Dark Drama Details Truman Capote's Downfall
Effeminate writer Truman Capote sashaying half-loaded onto various 1970s talk shows was not pretty. His acid tongue predated today's vile entertainment press, with their endless verbal assaults (and, lately, physical ones), in a biting style that has become widely accepted. Capote, a compelling cultural time capsule, goes to the source of the writer's demise.

As it does, delving into a heinous 1959 crime that served as an ominous warning of the coming counterculture—replete with anti-heroism and a glamorization of evil—this well-constructed account raises intriguing questions.

Almost 50 years after Capote wrote In Cold Blood, the groundbreaking true crime novelization which is the focus of this intelligent picture, journalism is at a low point, and, whatever director Bennett Miller's intentions, Capote's downfall anticipated the fate of his profession. Remember that debunked Oprah-approved author who fictionalized crime and punishment? He was vilified for the same endeavor which earned Capote praise.

There are crucial differences, related to book publishing, but disturbing similarities remain and Capote, which captures his sense of purpose, doesn't sugarcoat them. By bridging the gap between the high-pitched Capote's Breakfast at Tiffany's and his talk show years—he never wrote another book after In Cold Blood—the movie, written by Dan Futterman, softly illuminates America's moist, malevolent underbelly in the 1950s.

Contrasting an orange-pink Kansas dawn with New York's pretentious intellectual scene, the story begins the morning after the mass murder of the Clutter family at a farm in western Kansas. This was before Oswald assassinated Kennedy—before Manson murdered the beautiful people—before grisly murder was a nightly tease for cable news—and, reading about it in the newspaper, Capote wanted to know why.

That may have been his gravest error, though the crime was a legitimate subject for study, for it was motivated partly by the approval of others.

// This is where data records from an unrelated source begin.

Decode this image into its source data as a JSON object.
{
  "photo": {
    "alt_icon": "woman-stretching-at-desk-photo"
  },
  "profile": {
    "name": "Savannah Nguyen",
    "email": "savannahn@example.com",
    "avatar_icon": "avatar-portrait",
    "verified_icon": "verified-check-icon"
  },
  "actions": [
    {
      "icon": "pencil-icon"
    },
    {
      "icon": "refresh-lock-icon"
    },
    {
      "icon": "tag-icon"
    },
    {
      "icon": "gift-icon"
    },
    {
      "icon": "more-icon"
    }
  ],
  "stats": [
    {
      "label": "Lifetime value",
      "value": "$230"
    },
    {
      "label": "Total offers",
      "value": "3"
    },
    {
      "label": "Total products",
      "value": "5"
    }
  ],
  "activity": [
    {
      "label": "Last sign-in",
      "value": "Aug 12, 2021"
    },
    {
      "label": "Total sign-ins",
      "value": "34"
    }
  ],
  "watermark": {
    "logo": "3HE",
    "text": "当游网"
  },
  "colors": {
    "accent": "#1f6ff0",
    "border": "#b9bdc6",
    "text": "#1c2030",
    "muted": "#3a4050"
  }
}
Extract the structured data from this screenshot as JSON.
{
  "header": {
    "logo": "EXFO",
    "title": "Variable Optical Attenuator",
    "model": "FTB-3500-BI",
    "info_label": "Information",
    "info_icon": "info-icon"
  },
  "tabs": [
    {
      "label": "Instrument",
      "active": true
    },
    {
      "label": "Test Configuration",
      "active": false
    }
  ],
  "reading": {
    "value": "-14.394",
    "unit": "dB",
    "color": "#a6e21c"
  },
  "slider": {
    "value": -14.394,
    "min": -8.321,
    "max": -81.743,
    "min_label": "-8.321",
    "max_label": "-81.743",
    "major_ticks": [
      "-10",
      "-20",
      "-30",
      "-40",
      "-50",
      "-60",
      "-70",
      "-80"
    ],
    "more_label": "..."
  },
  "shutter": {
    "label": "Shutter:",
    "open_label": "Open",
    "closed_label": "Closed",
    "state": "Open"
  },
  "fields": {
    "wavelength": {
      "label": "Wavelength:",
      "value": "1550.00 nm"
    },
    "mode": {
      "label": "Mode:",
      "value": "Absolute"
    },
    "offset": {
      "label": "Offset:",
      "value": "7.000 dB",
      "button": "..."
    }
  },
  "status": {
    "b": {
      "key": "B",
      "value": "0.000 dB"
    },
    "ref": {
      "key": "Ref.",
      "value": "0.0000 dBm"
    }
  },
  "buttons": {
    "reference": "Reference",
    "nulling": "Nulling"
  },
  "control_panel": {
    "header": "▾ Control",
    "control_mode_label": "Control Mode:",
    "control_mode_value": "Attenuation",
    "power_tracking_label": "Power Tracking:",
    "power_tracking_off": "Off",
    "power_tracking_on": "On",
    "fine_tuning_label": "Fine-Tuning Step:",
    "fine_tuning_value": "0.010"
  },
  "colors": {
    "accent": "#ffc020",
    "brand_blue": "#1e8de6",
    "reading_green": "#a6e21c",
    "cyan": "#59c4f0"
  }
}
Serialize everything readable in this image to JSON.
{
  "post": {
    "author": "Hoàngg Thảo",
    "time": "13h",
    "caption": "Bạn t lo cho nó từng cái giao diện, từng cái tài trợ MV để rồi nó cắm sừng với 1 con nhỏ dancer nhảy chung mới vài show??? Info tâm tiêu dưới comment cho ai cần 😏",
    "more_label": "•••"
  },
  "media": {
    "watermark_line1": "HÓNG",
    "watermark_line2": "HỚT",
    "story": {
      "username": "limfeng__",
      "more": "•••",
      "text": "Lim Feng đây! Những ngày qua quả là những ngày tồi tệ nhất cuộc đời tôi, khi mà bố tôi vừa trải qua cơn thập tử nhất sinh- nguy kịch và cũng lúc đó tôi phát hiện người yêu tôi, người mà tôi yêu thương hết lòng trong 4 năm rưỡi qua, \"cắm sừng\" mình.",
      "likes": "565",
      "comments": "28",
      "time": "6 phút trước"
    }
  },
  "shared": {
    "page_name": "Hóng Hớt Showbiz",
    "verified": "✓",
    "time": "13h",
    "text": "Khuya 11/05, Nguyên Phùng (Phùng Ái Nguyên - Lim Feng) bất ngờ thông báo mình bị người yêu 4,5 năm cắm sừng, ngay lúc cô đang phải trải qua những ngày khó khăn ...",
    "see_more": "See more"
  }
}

Yearning to be the center of attention, flaming Capote, played to perfection by Philip Seymour Hoffman, plunged into the lives not of the victims but of the perpetrators.

They were Dick Hickock (Mark Pellegrino) and Perry Smith (Clifton Collins, Jr.), a pair of crippled ex-cons who'd heard of the Clutter farm and figured they could score some cash and maybe rape a virgin. Each member of the family—a girl, a boy and their parents—wound up knotted in ropes and with a shotgun blast to the head. Capote delivers why it happened and how finding it out consumed one rising young writer.

Capote rides into Kansas on the afternoon train—accompanied by his sober friend and assistant, Harper Lee (Catherine Keener), author of To Kill a Mockingbird—and uses his outsider status to work his way into interviews with the murderers, especially Perry Smith, to whom he takes a liking.

Relating to Smith's troubled tale—what monster doesn't have one?—and under pressure from his publisher, Capote can't finish the book until he gets the whole story, which means lying, becoming fully invested in a loser whose own sister knows he's evil—and the murderers completing their sentence of death by hanging.

Though director Miller's attention is necessarily paid to Capote's relationships, the movie condenses too much of the crime, omitting the murder of Mrs. Clutter, a helpless invalid, the last to be shot to death—she must have heard her husband's and children's final pleas—and the weakest person in the family.

But, with outstanding performances—including stern Chris Cooper (October Sky) as the top cop and Eight Below's Bruce Greenwood as Capote's lover—and smooth editing, Capote is the tense tale of a man whose goal, if reached, negates its rewards.

DVD Notes

As moody as the movie, the single disc edition of Capote on DVD includes footage of Truman Capote, though not enough of it, three features and two commentaries; one with director Miller and actor Hoffman—a real perfectionist—and one with Miller and photography director Adam Kimmel.

The features are solid, despite lacking an account of the writer's life and other writings. Among the tidbits: the picture's opening credits are intended to orient the viewer to the pace of the movie. Editor Chris Tellefsen relates when to go long on a scene. Kansan Chris Cooper talks about how his grandmother met Capote.

Someone mentions recreating a "timeless, brown, ugly winter" and you're smack dab in Kansas—in the presence of those who bring this part of Capote's career into a view as clear and stark as the Clutter farm's bare trees. Watch for a long, slow train low on the horizon to appreciate the effort that went into making this intellectual odyssey.